Kitchen Knife Sharpness Confusion

Joined
Aug 2, 2005
Messages
7
I have been sharpening my own knives for a while now and always felt I did a pretty good job and had very sharp knives.

Recently I went home and began sharpening my mom's knife which had been very dull. I've never sharpend a very dull knife and quickly went to the store and picked up a small coarse grade/ fine grade diamond combination "stone" ( not a real stone but just had diamond coated plates for sharpening ).

I sharpened it the way I usually do which but found it was having difficulty cutting into the skin of some green peppers. I normally start at a coarse grade and move up but found I had to stop at 750 grit to get it to really cut through well. Funny thing is I have this exact same knife at home and usually never have this problem.

I came home and started cutting some mangos I got from my mom and realized I couldn't break the skin with any of my knifes. After some experimentation this is what I found:

My normal way: 1000 grit then do 6000 grit ( knives with good edge already )

New way: 350 grit then 750 grit

I tested using the mangos, tomatoes and paper.

Old way cut through tomatoes and paper smoothly but not mangos.

New way cut through everything but not smoothly through paper.

I know that you should sharpen your knives depending on the purpose, but It seems odd I can't find a good balance. The rougher grit cuts through everything but on some things it seems not as smoothly. Also, if you only need to go to a very coarse edge knife, why go up to 1000 grit, 6000 etc? I know many people go up that high or higher to get a very polished smooth sharp edge.

Is their something I'm not doing when using the higher grits to get it to break the skin of tougher fruits?

When do most of you guys stop?

thanks for the help!
 
for kitchen knives I use a fairly coarse cheap benchstone. I don't know the grits, it's two-sided and the finer side is something I'd rate a medium. But I guess some would say it's coarse. After I've raised a burr on both sides and thinned it as much as I can, I swipe it off with a fine Spyderco ceramic stick. It leaves the edge toothy, you can easily see the scratch pattern. But it also leaves a shaving edge usually, not that I really aim for that. My Felix Santoku got razor sharp almost by accident, cutting hair above the skin. It still kept the ability to bite into vegetable/fruit skins with zero effort.
 
knightzerox23 said:
Also, if you only need to go to a very coarse edge knife, why go up to 1000 grit, 6000 etc?

For some cutting the higher polishes work much better. Peeling potatoes or chopping up a turnip works best with a mirror finish.

Is their something I'm not doing when using the higher grits to get it to break the skin of tougher fruits?

No, as you increase the grit you start to lose slicing ability on materials which have hard shells.

Some of the foods like over ripened tomatoes and plums are very difficult to cut clean because the flesh gives easily under the skin.

A knife has to be very sharp to cut those without squishing the juices. Very fresh bread is another thing which is very demanding sharpness wise.

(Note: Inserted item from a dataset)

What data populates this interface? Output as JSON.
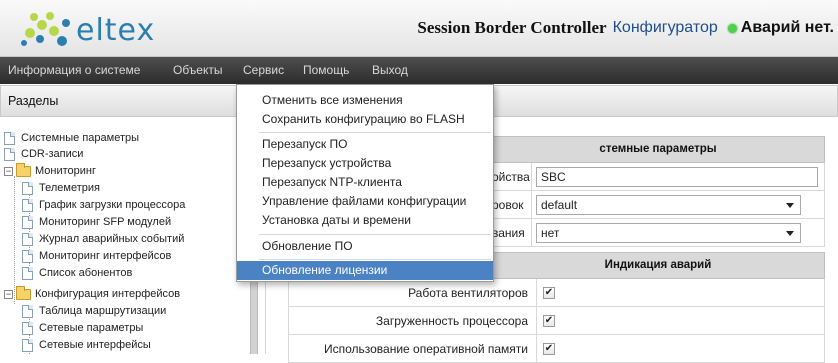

I like Sharpmaker medium for most slicing work in the kitchen and Sharpmaker fine + CrO for peeling and dicing.

-Cliff
 
Nature makes many materials that are held together by fibers. Hair, animal skin and skin on fruit are all rather tough for their thinness. Often these thin tough fibrous covers protect a soft and complient material. If you push down on the outside you can squish the inside without breaking the skin. The skin tends to shape itself to match whatever is pushing on it and the soft inside material also moves around to fit the shape of the external object applying pressure. To cut through the skin without crushing the insides there are a couple of tricks that help. One is to start a cut with a point. A point will overstress a very small part of the skin to get a cut started. A serrated blade or a very roughly sharpened blade looks like a series of points on a small scale. You may find that you could press one of these edges into your fruit with less effort than a smooth edge. An even better trick is to take a serrated or roughly sharpened edge and draw it across your fruit. The serrated teeth and the micro-teeth of the roughly sharpened edge will cut into the skin crosswise rather than down. The skin cannot stretch as much crosswise and is more easily overstressed by slicing strokes. You need little teeth to gouge into the material for this. The softness on the inside of the fruit will be less of an issue since you are using the strength of the skin itself to keep your cut surface still while you slice.

In the kitchen I like to finish some of my knives with a medium ceramic rod for slicing and a fine ceramic rod for general purpose cutting. This leaves the edges with a little 'tooth' for slicing.
 
Thanks for the replies again!
Everythings is clearer now.

Makes sense that mangos have a fiberous skin which makes it tougher to cut than a soft tomoatoe skin.

I will probably take my everyday knife and give it a polished edge since most foods I cut are soft. As for the mangos, I'll try using the point to break the skin first and then slice.